Filtering results by relevant product attribute types helps, but with a large catalog and somewhat overwhelming list of different attribute types, analytics revealved that filter usage in search result pages was greatly under-utilized.

Since analytics revealed that users rarely applied category filters to their results, one option we explored was to suggest categories in the typeahead search form results with the hope to increase the discoverability of relevant category filters which would return more relavent results based on a familiar category, technique, or application.

sketch concept category lookahead

Product category suggestions in the search site's search lookahead could provide more visibility into a relevant scoped results for overly broad search terms. This pattern is implemented in other ecommerce sites, but was never considered in-house due to how product data was organized and indexed. We quickly learned that to implement a similar pattern, we would need to plan and orchestrate changes to our product information data as well as code.

Results from a scoped product category can provide result templates (column headers) that expose key attributes needed to make a purchase decision.

flow diagram

Category suggestions offered in our search form lookahead results had the potential to scope product results to a specific type of product or application, but the results would still be presented in a standard template that displayed a product number and a description field. The description field data usually displayed a string of keywords and data a product manager deemed important for a product, however this data could widely among similar products, and often concatenated data points into a long sentence that was difficult to compare to other products when scanning a search results page.

wireframes

Because different product categories have distinct attributes that are important to users, we worked with product management teams to test a pattern in which search results could be templatized to highlight those key attributes, and allow users to more easily compare and scan those attributes among search results.

An example below displays the key attributes for two very different product types, Antibodies and Syringe filters.
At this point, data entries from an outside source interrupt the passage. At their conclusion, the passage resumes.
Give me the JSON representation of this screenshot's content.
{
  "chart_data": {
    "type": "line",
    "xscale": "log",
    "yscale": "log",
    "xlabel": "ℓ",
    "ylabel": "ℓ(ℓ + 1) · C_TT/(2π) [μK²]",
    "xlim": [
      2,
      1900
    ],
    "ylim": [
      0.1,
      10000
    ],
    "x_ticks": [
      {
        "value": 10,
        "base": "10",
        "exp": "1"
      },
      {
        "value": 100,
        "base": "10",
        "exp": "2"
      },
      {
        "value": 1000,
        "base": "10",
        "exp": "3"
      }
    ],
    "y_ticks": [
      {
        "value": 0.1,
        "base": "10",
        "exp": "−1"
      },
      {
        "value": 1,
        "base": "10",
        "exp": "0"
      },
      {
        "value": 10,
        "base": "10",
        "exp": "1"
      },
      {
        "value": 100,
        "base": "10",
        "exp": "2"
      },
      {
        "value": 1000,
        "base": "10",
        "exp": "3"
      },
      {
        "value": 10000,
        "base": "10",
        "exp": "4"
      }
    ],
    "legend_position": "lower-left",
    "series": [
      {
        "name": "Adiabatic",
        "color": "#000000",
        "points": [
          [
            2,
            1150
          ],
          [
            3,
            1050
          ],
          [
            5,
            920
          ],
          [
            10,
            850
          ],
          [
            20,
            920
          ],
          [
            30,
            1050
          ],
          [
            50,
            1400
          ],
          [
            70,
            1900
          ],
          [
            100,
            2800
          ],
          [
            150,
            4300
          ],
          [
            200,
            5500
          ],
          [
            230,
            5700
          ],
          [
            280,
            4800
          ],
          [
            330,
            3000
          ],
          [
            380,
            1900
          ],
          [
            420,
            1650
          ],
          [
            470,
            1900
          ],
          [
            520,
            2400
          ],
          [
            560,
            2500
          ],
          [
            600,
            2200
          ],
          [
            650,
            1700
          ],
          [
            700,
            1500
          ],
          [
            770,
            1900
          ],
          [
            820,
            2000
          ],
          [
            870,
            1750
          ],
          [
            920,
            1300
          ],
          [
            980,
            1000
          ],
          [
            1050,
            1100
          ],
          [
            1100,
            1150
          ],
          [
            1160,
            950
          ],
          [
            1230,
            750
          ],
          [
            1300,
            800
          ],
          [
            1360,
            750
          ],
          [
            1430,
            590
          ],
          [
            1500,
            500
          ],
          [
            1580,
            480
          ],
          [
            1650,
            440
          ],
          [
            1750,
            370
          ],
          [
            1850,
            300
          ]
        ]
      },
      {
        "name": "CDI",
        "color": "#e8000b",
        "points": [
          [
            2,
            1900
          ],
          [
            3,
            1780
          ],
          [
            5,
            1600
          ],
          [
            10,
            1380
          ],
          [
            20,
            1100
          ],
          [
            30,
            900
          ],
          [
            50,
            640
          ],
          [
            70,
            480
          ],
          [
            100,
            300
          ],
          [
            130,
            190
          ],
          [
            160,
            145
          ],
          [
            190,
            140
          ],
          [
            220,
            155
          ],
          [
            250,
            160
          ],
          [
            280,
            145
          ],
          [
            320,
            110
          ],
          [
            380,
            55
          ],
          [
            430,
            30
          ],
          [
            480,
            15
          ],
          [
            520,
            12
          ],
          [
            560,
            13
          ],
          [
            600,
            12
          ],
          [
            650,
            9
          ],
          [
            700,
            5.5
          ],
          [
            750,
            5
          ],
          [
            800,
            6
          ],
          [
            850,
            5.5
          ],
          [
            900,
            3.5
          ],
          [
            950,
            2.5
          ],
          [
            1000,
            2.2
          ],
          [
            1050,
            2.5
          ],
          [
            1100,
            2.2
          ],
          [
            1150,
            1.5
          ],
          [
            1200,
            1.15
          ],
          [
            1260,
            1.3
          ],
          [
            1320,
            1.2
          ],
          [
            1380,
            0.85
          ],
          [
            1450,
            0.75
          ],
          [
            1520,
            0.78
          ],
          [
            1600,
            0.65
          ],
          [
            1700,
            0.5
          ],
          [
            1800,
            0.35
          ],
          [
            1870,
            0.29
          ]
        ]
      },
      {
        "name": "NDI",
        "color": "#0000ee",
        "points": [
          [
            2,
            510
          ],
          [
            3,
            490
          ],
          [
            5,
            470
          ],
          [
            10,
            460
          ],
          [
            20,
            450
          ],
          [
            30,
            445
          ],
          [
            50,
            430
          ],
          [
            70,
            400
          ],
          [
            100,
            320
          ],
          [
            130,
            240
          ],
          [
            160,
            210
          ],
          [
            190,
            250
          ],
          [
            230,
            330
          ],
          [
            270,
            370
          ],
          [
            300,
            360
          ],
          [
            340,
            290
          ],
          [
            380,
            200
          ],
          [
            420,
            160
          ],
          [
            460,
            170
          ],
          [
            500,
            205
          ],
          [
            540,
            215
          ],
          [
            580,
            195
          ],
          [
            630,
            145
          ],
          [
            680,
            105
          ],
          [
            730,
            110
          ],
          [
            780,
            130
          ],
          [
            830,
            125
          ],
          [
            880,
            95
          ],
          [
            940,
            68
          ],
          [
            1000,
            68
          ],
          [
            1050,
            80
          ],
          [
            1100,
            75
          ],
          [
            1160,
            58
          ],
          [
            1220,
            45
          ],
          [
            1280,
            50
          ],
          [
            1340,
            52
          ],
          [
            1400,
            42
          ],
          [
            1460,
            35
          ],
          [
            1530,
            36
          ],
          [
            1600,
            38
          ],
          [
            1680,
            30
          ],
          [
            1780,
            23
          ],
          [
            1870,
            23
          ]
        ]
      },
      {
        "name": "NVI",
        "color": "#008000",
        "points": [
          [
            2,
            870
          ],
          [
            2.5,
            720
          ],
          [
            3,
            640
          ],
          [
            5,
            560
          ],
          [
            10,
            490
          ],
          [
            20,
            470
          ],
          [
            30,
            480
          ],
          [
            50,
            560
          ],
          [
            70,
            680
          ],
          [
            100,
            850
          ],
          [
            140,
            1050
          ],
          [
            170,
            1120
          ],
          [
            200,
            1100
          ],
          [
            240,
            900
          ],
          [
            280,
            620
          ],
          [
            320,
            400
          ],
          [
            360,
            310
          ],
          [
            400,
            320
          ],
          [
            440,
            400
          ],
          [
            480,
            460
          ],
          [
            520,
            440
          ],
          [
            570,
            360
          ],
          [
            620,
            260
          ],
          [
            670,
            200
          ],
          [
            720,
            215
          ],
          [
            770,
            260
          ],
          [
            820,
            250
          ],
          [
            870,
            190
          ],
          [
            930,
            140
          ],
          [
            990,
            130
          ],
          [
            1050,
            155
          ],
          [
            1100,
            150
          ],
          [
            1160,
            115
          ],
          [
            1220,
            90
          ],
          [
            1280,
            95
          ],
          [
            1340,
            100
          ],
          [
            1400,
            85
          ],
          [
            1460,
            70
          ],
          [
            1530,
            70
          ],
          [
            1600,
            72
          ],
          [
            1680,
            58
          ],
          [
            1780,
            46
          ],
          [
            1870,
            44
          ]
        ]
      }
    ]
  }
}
When browsing antibody results, we found that users zero-in on applications, species, and citations, whereas syringe filter buyers look at pore sizes, diameters, and sterility. Adding these attributes in a predictable, scannable layout allows users to more quickly identify products that meet their particular needs.

various result templates

Rather than a wholesale change to all products, we implemented a scalable solution with a few product lines to configure attributes and templates for inclusion into search results. This allowed product managers to opt-in to these changes if they wanted to define and be responsible for populating the data.

Retro

Presenting relevant search results that effectively display the right product information is very challenging - especially when the product catalog contains a diverse set of product types. The problems encountered by users which were captured in various interviews and usability studies reinforced the analytical data showing that users largely ignore search filters, and were instead searching multiple times with different terms. Qualitatively, we also discovered that once a user was able to "dial-in" in a search term, they found it difficult to distinguish key differences in the results.

Based on the research, our team proposed designs to improve the discoverability of product category filters as well as a way to present more contextual data to the users based on the product type. Our goals were to increase filter usage and reduce pogo-sticking between search results and product pages. This effort involved various teams in the organization working together making changes to back end services, front end code, and product data. Internal stakeholders were happy with our results, but sadly, I can't remember the specific numbers we achieved in terms of our metrics since I left the organization.